2. Dring niet aan wat hoeveelheden betreft. Stop wanneer je kind aangeeft dat het genoeg heeft.

Laat niet merken dat je ongerust bent wanneer het niet eet.

3. Varieer de smaken en laat je kind proeven. De smaak van een kind is in ontwikkeling. Als je kind iets niet lust, probeer later gewoon eens opnieuw en bied alles aan wat je zelf ook eet. Ga er niet te snel van uit dat het iets niet lust.

Reageer niet ontgoocheld als het niet altijd lukt.

Deskundige hulp inschakelen

Soms heeft een kind echt een eetprobleem, bijvoorbeeld (bijna) alle aangeboden voeding weigeren, erg traag eten, zeer selectief eten, hoestbuien tijdens de maaltijden, ...

De oorzaken van eetstoornissen kunnen van diverse aard zijn. Soms zijn er medische aanwijzingen, zoals negatieve eetervaringen bij sondevoeding, zuig- of slikproblemen, aangeboren afwijkingen, ...

In andere gevallen zijn er opvoedkundige oorzaken:

• een verkeerde interpretatie van het eetgedrag van het kind

• het geven van tegenstrijdige boodschappen, ...

Vaak gaat het om een combinatie van verschillende factoren.

Wanneer raadpleeg je je behandelend arts of regioverpleegkundige?

• De maaltijd duurt langer dan 30 tot 45 minuten.

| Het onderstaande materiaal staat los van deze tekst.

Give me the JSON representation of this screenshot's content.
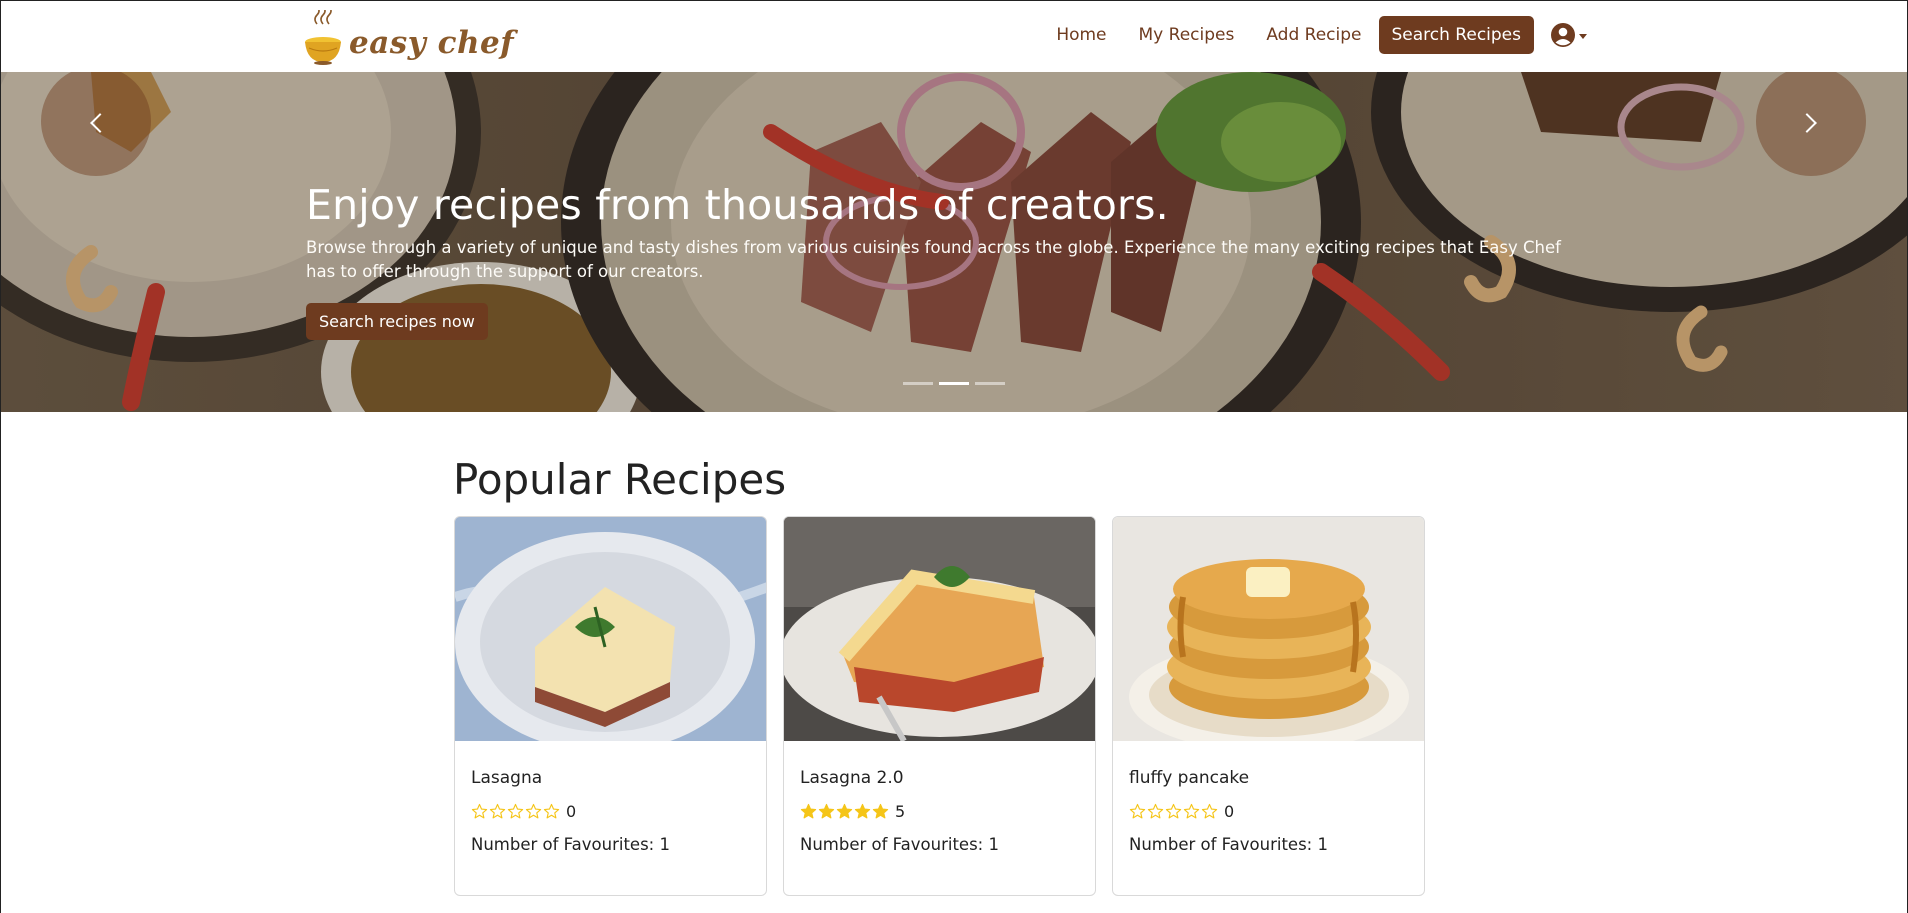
{
  "brand": {
    "name": "easy chef",
    "color": "#8a5a2b"
  },
  "nav": {
    "links": [
      "Home",
      "My Recipes",
      "Add Recipe"
    ],
    "cta": "Search Recipes",
    "user_icon": "user-circle-icon",
    "accent": "#6e3b1f"
  },
  "hero": {
    "title": "Enjoy recipes from thousands of creators.",
    "subtitle": "Browse through a variety of unique and tasty dishes from various cuisines found across the globe. Experience the many exciting recipes that Easy Chef has to offer through the support of our creators.",
    "button": "Search recipes now",
    "slides": 3,
    "active_slide": 2
  },
  "popular": {
    "title": "Popular Recipes",
    "favourites_label": "Number of Favourites: ",
    "recipes": [
      {
        "name": "Lasagna",
        "rating": 0,
        "rating_text": "0",
        "favourites": "1",
        "image": "lasagna-photo"
      },
      {
        "name": "Lasagna 2.0",
        "rating": 5,
        "rating_text": "5",
        "favourites": "1",
        "image": "lasagna-photo"
      },
      {
        "name": "fluffy pancake",
        "rating": 0,
        "rating_text": "0",
        "favourites": "1",
        "image": "pancake-photo"
      }
    ]
  },
  "colors": {
    "star": "#f5c518",
    "accent": "#6e3b1f",
    "text": "#222222"
  }
}
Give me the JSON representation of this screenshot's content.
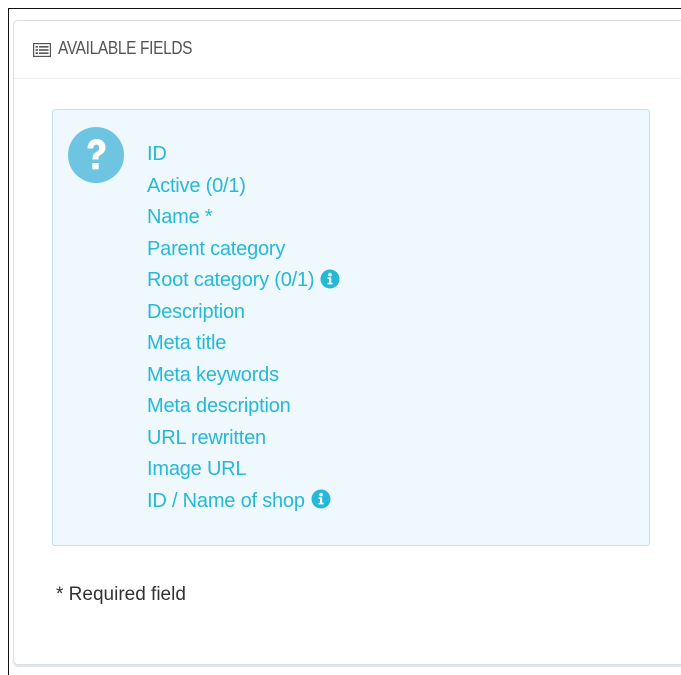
{
  "panel": {
    "heading_title": "AVAILABLE FIELDS",
    "heading_icon": "list-alt-icon"
  },
  "alert": {
    "icon": "question-circle-icon",
    "fields": [
      {
        "label": "ID",
        "info": false
      },
      {
        "label": "Active (0/1)",
        "info": false
      },
      {
        "label": "Name *",
        "info": false
      },
      {
        "label": "Parent category",
        "info": false
      },
      {
        "label": "Root category (0/1)",
        "info": true
      },
      {
        "label": "Description",
        "info": false
      },
      {
        "label": "Meta title",
        "info": false
      },
      {
        "label": "Meta keywords",
        "info": false
      },
      {
        "label": "Meta description",
        "info": false
      },
      {
        "label": "URL rewritten",
        "info": false
      },
      {
        "label": "Image URL",
        "info": false
      },
      {
        "label": "ID / Name of shop",
        "info": true
      }
    ]
  },
  "footnote": "* Required field",
  "colors": {
    "link": "#25b9d7",
    "alert_background": "#eef8fd",
    "alert_border": "#bfe3f2",
    "help_icon": "#6ec5e2",
    "info_icon": "#25b9d7"
  }
}
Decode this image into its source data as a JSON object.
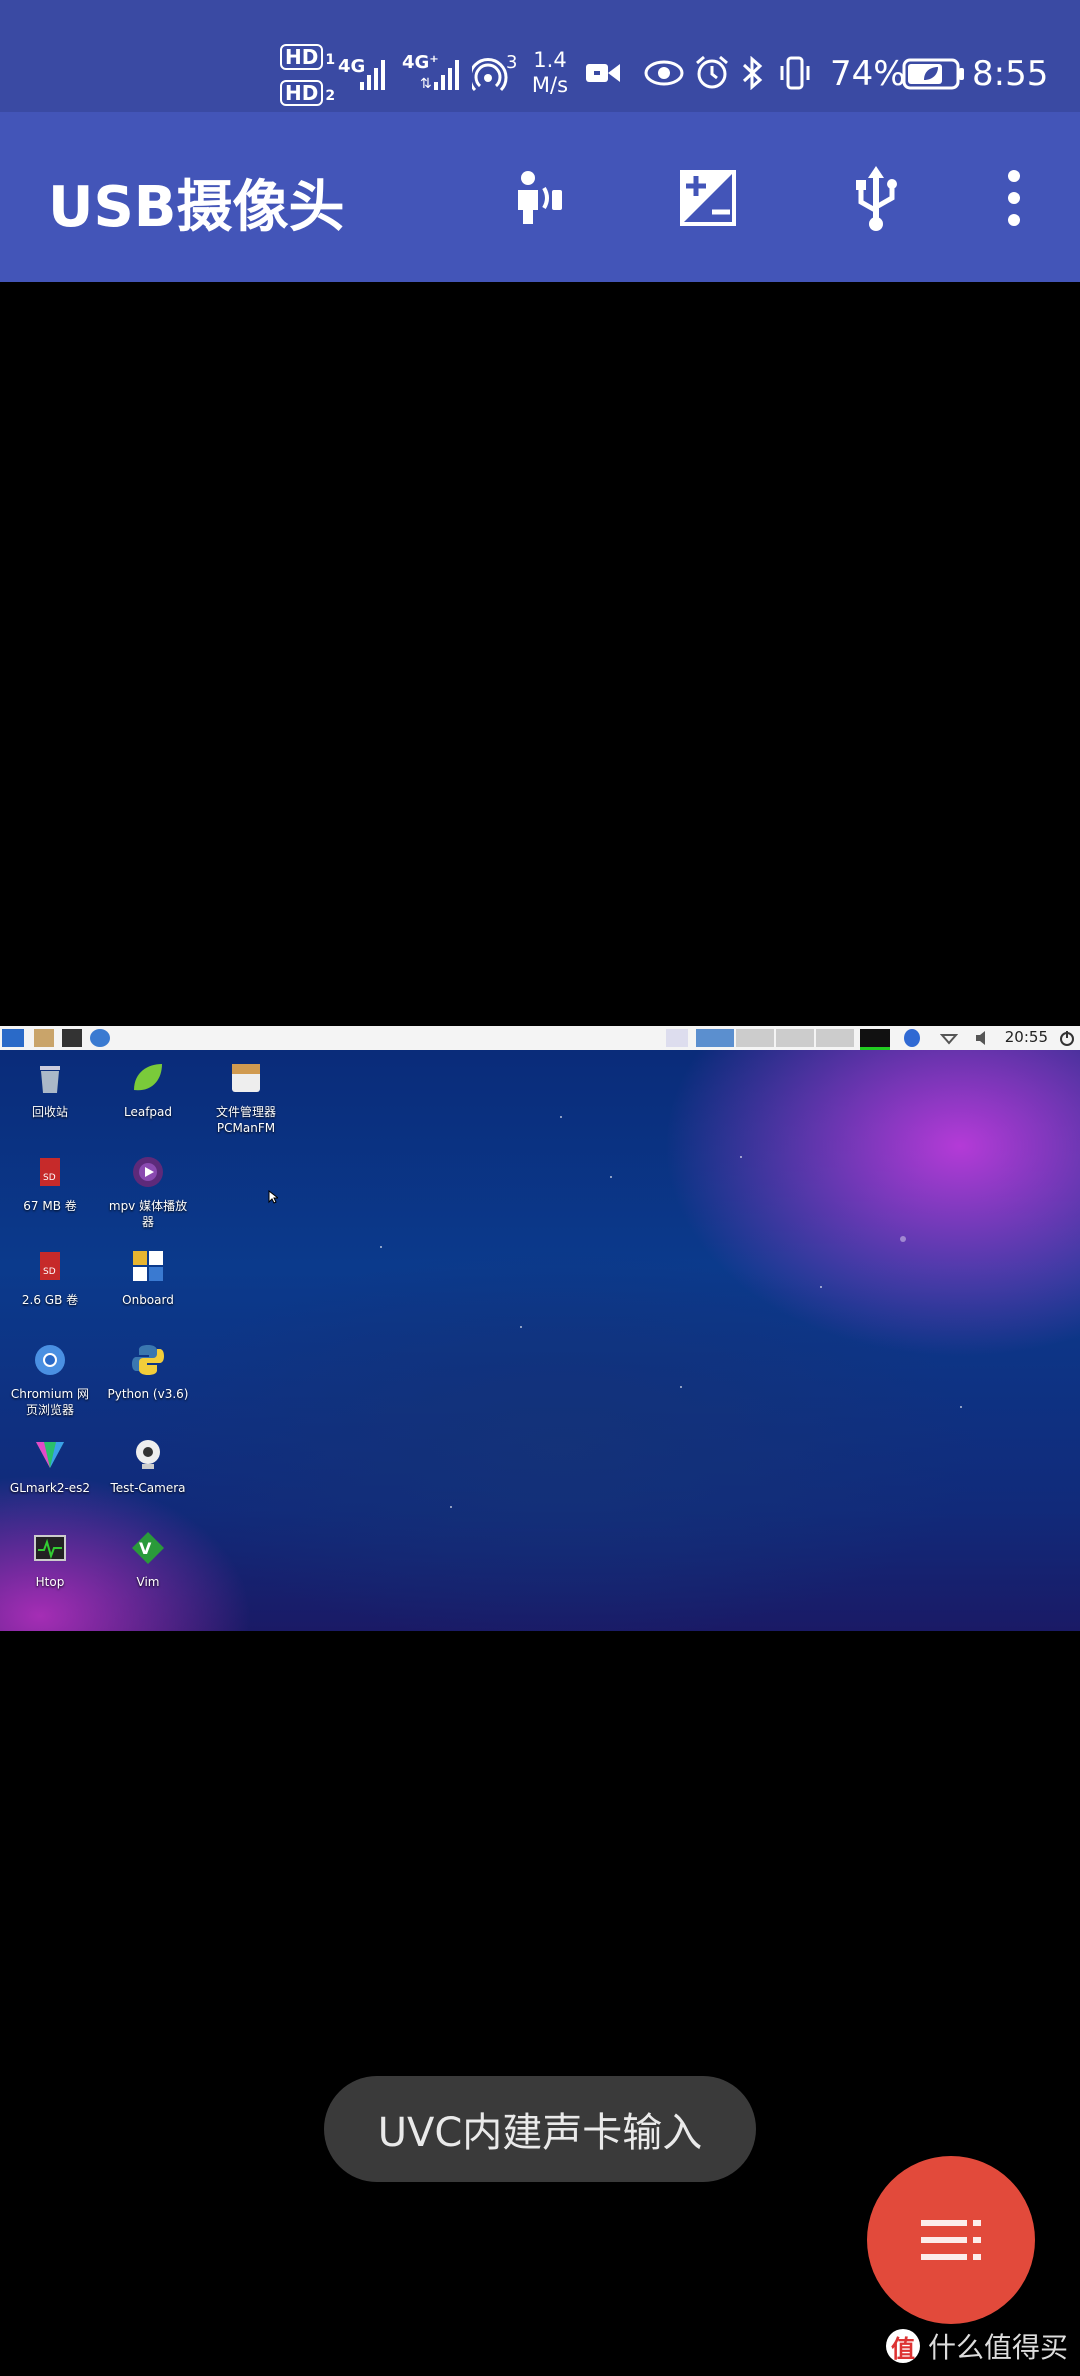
{
  "status_bar": {
    "hd1": "HD",
    "hd1_sub": "1",
    "hd2": "HD",
    "hd2_sub": "2",
    "net1": "4G",
    "net2": "4G⁺",
    "hotspot_count": "3",
    "speed_value": "1.4",
    "speed_unit": "M/s",
    "battery": "74%",
    "time": "8:55"
  },
  "app_bar": {
    "title": "USB摄像头",
    "icons": [
      "voice-assist-icon",
      "exposure-icon",
      "usb-icon",
      "more-vert-icon"
    ]
  },
  "desktop": {
    "taskbar_time": "20:55",
    "icons": [
      {
        "label": "回收站",
        "icon": "trash-icon"
      },
      {
        "label": "Leafpad",
        "icon": "leafpad-icon"
      },
      {
        "label": "文件管理器\nPCManFM",
        "icon": "file-manager-icon"
      },
      {
        "label": "67 MB 卷",
        "icon": "sd-card-icon"
      },
      {
        "label": "mpv 媒体播放\n器",
        "icon": "mpv-icon"
      },
      {
        "label": "2.6 GB 卷",
        "icon": "sd-card-icon"
      },
      {
        "label": "Onboard",
        "icon": "onboard-icon"
      },
      {
        "label": "Chromium 网\n页浏览器",
        "icon": "chromium-icon"
      },
      {
        "label": "Python (v3.6)",
        "icon": "python-icon"
      },
      {
        "label": "GLmark2-es2",
        "icon": "glmark-icon"
      },
      {
        "label": "Test-Camera",
        "icon": "camera-icon"
      },
      {
        "label": "Htop",
        "icon": "htop-icon"
      },
      {
        "label": "Vim",
        "icon": "vim-icon"
      }
    ]
  },
  "toast": {
    "text": "UVC内建声卡输入"
  },
  "watermark": {
    "text": "什么值得买",
    "logo_char": "值"
  },
  "colors": {
    "status_bar": "#3a4aa3",
    "app_bar": "#4355b8",
    "fab": "#e24a3b"
  }
}
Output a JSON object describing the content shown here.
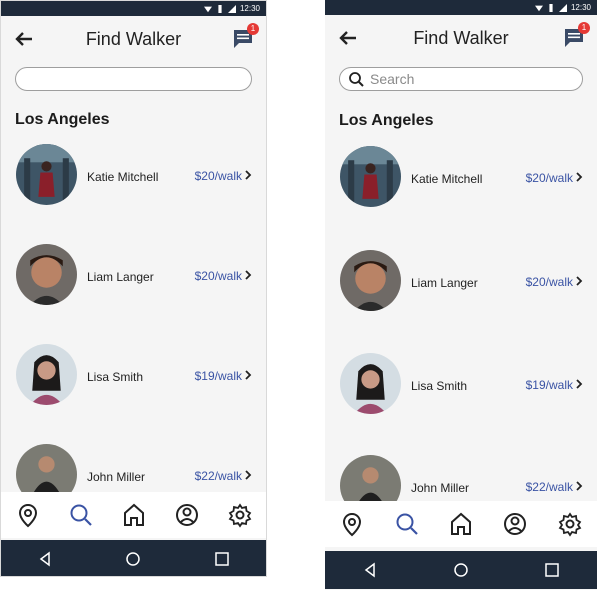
{
  "status": {
    "time": "12:30"
  },
  "header": {
    "title": "Find Walker",
    "notification_count": "1"
  },
  "search": {
    "placeholder": "Search"
  },
  "section": {
    "title": "Los Angeles"
  },
  "walkers": [
    {
      "name": "Katie Mitchell",
      "price": "$20/walk"
    },
    {
      "name": "Liam Langer",
      "price": "$20/walk"
    },
    {
      "name": "Lisa Smith",
      "price": "$19/walk"
    },
    {
      "name": "John Miller",
      "price": "$22/walk"
    }
  ],
  "colors": {
    "accent": "#3a53a4",
    "statusbar": "#1e2a3a",
    "badge": "#e53935"
  },
  "icons": {
    "nav": [
      "location-pin-icon",
      "search-icon",
      "home-icon",
      "profile-icon",
      "settings-gear-icon"
    ],
    "system": [
      "back-triangle-icon",
      "home-circle-icon",
      "recents-square-icon"
    ]
  }
}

• Je kind is erg prikkelbaar tijdens de voeding.

• Je kind verslikt zich vaak of heeft het erg benauwd tijdens de voeding.

• Je kind biedt weerstand tegen het drinken uit de fles of het eten van de lepel.

• Je kind vertoont een sterk afwijkende groeicurve en/of een snel gewichtsverlies. Dit is zeker onrustwekkend wanneer het gepaard gaat met overvloedig vochtverlies door braken, diarree, koorts, weigering van eten en drinken, …

Als je vragen hebt, kan je die altijd voorleggen aan je arts of verpleegkundige. Het is belangrijk om snel informatie te vragen en je zorgen te bespreken.